Periquito, que tomaba fotos con su celular, se quedó mirando los huecos de las calles. Algunos estaban tan hondos que parecían minas abandonadas.
—¡Mira eso! —dijo—. Si me caigo ahí, termino en Venezuela.
Nos fuimos luego por la Avenida Circunvalar, y el panorama seguía igual: mototaxistas atravesando en contravía, semáforos apagados, vendedores en las cebras, perros callejeros disputándose la sombra y una obra abandonada desde hacía quién sabe cuántos gobiernos.
William, abanicándose con el sombrero, murmuró:
—Esto no es ciudad, es un barullo con cédula.
Al atardecer el calor nos tenía rendidos.
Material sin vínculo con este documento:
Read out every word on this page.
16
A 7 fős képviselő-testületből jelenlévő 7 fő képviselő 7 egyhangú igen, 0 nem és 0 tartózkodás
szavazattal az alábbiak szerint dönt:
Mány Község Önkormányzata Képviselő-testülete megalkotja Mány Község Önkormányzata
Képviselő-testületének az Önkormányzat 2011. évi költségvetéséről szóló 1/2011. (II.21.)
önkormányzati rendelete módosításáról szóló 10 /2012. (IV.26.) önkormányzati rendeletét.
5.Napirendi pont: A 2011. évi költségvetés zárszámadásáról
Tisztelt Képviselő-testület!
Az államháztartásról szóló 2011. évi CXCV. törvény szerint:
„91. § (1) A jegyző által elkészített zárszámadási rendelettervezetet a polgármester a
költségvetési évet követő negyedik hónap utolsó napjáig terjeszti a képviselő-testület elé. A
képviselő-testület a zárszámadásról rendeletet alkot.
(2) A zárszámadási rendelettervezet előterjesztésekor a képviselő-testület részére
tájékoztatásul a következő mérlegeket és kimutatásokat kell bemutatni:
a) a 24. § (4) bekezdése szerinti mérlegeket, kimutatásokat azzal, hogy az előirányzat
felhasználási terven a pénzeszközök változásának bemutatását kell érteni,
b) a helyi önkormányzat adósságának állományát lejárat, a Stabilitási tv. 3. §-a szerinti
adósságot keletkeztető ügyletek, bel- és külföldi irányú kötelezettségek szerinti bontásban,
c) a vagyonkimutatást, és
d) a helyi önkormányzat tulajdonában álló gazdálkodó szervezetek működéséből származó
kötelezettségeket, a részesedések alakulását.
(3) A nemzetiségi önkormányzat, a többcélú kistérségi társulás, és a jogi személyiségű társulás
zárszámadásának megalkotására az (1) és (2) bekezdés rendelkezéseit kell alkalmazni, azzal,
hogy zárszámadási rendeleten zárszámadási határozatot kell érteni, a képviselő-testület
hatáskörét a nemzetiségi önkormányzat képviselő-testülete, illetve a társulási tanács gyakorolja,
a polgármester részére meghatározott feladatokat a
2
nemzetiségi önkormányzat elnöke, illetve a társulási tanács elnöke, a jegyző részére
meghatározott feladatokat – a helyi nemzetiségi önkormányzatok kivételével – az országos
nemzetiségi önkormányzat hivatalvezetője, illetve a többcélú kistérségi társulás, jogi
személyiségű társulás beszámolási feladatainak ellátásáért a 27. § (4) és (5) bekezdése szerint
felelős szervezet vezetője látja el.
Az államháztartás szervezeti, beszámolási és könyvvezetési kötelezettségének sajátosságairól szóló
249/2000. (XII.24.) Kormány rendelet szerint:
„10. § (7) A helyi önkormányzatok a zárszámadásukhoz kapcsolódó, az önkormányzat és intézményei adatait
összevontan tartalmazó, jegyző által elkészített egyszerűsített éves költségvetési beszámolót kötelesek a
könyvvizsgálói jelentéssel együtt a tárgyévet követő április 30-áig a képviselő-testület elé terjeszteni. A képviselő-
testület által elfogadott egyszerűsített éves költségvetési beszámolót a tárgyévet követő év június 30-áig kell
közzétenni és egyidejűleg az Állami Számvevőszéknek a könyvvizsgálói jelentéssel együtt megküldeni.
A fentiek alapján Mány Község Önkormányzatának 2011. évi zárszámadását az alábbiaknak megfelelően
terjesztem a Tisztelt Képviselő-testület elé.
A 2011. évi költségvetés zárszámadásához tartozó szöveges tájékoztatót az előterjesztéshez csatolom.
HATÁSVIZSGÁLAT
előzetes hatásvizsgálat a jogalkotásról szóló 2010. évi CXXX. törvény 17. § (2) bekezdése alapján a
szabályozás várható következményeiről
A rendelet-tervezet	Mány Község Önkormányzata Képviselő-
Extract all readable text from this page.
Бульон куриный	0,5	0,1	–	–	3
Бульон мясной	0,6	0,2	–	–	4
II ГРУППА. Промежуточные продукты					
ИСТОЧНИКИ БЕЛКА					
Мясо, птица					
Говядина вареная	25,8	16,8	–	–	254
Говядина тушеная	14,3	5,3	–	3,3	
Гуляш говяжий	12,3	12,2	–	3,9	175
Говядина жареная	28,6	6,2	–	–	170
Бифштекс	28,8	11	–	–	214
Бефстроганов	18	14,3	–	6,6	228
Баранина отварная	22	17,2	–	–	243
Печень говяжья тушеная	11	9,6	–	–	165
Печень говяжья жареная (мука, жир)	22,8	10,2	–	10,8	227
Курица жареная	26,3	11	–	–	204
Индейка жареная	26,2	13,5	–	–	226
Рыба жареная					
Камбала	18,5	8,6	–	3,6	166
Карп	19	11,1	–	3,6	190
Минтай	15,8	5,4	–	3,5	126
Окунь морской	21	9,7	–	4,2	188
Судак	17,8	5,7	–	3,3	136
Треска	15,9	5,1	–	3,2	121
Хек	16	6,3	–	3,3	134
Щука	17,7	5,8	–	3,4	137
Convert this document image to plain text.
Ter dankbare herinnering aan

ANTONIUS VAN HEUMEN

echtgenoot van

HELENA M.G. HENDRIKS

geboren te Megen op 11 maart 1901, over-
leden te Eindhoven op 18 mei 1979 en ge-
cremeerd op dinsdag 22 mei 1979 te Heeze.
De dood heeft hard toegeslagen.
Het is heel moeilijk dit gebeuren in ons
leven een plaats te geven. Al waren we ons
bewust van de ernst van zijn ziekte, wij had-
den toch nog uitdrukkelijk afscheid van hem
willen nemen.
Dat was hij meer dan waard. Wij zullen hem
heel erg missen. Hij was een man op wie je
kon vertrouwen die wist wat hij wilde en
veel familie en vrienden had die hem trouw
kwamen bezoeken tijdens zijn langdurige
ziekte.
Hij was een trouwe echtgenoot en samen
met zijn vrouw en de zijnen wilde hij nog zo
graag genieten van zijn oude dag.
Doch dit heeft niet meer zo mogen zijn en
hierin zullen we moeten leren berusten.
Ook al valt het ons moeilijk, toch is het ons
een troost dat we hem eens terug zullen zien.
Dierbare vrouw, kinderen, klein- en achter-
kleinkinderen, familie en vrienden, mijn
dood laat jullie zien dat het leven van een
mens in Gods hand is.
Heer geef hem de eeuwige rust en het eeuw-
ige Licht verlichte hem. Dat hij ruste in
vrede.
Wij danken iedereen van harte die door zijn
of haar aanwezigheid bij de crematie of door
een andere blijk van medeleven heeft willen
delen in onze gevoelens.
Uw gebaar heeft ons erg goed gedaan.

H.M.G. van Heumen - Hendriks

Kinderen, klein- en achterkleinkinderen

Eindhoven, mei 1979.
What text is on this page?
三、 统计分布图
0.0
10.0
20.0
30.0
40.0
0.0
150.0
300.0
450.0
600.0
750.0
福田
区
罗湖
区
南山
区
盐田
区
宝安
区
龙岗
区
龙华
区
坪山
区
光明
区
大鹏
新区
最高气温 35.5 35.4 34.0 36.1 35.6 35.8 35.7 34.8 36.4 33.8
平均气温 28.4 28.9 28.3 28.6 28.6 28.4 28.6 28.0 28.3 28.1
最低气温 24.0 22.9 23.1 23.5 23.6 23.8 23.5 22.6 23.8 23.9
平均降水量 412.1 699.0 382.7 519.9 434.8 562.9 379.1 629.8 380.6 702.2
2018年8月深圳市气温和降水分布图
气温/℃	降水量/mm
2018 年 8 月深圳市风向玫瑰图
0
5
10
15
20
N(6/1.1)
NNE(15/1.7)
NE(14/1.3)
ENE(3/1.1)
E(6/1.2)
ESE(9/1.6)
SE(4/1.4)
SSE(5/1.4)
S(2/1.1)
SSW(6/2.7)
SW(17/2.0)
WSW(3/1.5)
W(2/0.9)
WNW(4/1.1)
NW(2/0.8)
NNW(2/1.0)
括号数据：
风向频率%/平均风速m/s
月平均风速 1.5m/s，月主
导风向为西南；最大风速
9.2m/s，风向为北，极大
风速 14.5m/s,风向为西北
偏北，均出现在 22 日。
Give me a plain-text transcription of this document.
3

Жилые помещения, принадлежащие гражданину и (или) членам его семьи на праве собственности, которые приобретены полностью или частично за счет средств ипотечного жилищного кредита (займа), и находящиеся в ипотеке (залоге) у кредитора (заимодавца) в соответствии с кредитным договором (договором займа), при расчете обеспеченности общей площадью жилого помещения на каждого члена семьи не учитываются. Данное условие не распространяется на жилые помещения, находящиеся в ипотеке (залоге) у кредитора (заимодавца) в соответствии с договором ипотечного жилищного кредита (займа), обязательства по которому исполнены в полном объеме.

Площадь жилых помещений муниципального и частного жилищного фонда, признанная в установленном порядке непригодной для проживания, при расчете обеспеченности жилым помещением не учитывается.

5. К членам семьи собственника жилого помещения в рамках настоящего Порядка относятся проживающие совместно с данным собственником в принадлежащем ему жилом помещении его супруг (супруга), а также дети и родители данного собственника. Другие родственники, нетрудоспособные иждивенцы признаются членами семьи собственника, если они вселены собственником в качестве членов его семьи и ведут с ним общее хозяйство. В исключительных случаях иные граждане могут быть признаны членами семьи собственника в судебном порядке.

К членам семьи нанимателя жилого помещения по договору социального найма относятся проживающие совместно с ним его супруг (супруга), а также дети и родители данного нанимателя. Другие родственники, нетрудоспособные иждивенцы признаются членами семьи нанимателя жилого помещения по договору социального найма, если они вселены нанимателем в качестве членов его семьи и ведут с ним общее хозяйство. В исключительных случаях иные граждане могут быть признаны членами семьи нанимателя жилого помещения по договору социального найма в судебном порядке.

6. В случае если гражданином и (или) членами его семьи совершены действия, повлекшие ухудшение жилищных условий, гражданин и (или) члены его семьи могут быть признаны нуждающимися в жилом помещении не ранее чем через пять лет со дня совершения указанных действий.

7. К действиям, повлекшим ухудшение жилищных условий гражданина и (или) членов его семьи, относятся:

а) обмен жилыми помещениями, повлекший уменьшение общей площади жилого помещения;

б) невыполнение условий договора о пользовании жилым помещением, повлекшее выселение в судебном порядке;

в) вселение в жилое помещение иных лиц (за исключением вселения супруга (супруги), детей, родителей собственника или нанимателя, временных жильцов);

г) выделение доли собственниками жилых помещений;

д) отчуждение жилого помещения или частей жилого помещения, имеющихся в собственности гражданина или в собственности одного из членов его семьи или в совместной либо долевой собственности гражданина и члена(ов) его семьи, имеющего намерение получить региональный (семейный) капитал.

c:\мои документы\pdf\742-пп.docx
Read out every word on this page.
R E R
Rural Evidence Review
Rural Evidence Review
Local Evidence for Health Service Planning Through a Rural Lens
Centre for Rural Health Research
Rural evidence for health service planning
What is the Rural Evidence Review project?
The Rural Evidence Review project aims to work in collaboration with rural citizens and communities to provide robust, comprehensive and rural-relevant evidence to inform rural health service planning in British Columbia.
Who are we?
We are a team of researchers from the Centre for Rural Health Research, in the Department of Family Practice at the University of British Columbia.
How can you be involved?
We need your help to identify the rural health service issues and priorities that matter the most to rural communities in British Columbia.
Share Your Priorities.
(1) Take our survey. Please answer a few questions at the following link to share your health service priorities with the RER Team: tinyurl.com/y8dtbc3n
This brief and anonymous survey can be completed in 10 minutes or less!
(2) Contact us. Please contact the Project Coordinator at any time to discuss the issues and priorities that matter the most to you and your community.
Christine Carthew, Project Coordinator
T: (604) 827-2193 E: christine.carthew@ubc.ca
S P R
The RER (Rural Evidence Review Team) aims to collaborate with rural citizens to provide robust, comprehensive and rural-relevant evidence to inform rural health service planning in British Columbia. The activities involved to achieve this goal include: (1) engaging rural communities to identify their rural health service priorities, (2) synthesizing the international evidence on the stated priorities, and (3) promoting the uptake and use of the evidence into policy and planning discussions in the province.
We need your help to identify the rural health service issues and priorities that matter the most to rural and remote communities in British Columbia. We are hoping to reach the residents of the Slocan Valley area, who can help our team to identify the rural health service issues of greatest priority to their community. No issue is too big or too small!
Nos refugiamos bajo una palmera de coco, frente al mar. Las olas parecían suspirar con la misma desidia de la gente que pasaba sin mirar los monumentos deteriorados ni los murales grafitados.
Enrique, con tono de sentencia, dijo:
—Riohacha es bella, pero malquerida. Aquí el desorden se volvió costumbre, y la costumbre, orgullo.
Chago Pérez, mirando el horizonte, agregó:
—Fonseca podrá tener polvo y gallinas, pero todavía respeta su patio. Aquí hasta los huecos tienen ciudadanía.
Vira Tiempla, limpiándose el sudor con un pañuelo, cerró la tertulia con su voz firme:
—La ciudad necesita cariño, mijo. No solo decretos y promesas. Quien no cuida su casa, termina durmiendo en el zaperoco.
Caía la noche y el sol dormía tras el mar, y mientras regresábamos a Fonseca, todos guardamos silencio. El paseo había sido una lección: la Fénix del Caribe no está muerta, pero sigue atrapada entre el relajo y el olvido, esperando que alguien le quite el disfraz de caos y la vista para que brille de nuevo.